RETURNING TO THE MOON

mojoala said...

Correction it is not until 2018 before we get a man on the moon according to nasa on NPR this morning. 13 years!

And the kicker is that they are going to use the same method they supposedly used 40 years ago....a lunar capsule but just a little bigger attached to the top of a rocket, etc, etc, etc and then have the capsule land in the ocean just like supposedly 40 years ago.

Why not just create a vessel that would fit in the cargo space of the space shuttle and have that vessel traverse back and forth from the moon and the international space station?

Moonauts would be taken up via shuttle, dock with space station, moonauts would then board this new vessel and go to the moon, the off going moonauts would take the vessel back to the space station and then get back on board the space shuttle and go home?

Come on people, put the brains back to work and think this out....
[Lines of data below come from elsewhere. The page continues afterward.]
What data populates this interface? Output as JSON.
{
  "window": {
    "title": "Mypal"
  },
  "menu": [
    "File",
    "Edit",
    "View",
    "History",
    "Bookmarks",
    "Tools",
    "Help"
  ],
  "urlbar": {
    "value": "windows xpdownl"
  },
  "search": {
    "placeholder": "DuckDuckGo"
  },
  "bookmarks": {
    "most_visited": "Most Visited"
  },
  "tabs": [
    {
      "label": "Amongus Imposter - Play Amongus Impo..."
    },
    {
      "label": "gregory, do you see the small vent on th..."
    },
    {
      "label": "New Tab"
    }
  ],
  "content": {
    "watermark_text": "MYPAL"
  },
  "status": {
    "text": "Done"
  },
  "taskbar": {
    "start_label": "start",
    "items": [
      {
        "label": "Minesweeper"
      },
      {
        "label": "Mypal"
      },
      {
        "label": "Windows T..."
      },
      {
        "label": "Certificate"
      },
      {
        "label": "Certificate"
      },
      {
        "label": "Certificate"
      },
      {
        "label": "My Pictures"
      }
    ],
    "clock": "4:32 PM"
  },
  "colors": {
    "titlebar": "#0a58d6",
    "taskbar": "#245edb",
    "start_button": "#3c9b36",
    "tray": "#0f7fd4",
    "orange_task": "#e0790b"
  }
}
Yes I saw that they are going back to something similar to the Apollo missions. It would be the cheapest way to do it. Your method would mean that money would have to be spent to ready the shuttle prior to each mission and then build an Atlas V rocket. They could just build the Atlas V or something similar and forget the costly shuttle, which loses tiles on every mission as well as foam from the external fuel tank.
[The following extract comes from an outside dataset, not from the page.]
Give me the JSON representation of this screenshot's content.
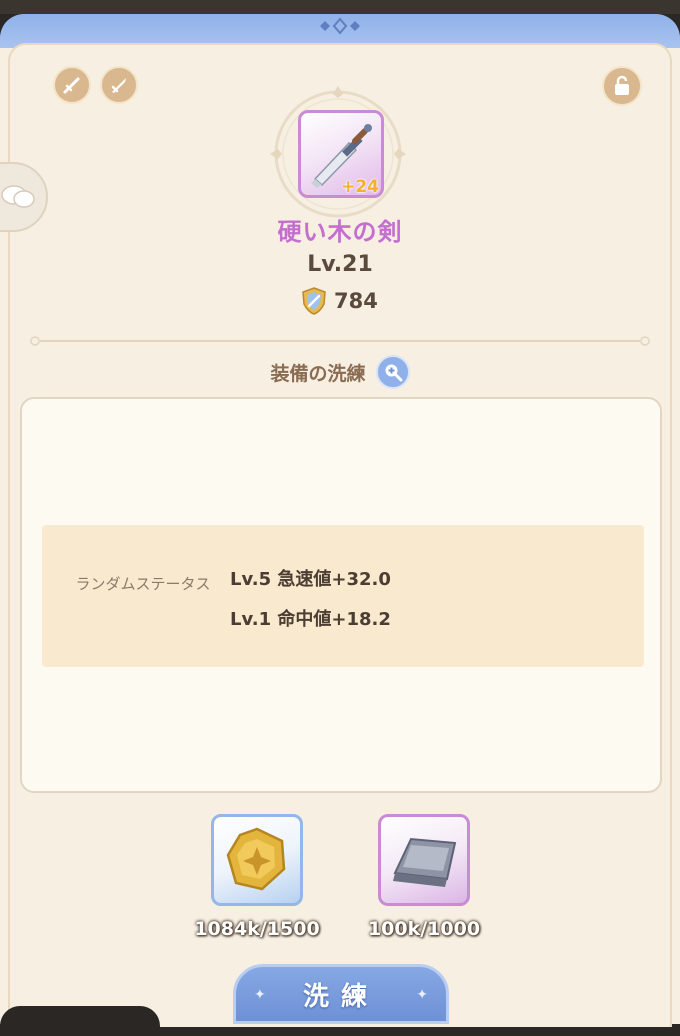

By the way, if you believe it all to be a hoax, how do you explain the two shuttle disasters?? Both were televised.

1 Comments:

At 9:10 AM, Blogger mojoala said...

I did not say I believed the space shuttle is a hoax, I said landing on the moon was a hoax. And still do.

But back to the capsule thing. Your'e planning on an X number of missions to the moon, lets say 100. Why have 100 individual launches costing god knows what, when you could put 10 of these vessels up there for shuttlling between space station and the moon. And in the process utilize the space shuttle to carry the moonauts and supplies to the space station. Especially moreso when we are talking about creating a jumping off point for any future manned flights to Mars. Especially moreso when they are going to be revamping the Space Shuttle anyway.

Let the current space shuttles and future ones be the backbone of this space network.

I am looking at this from a long range view point not a short range view point.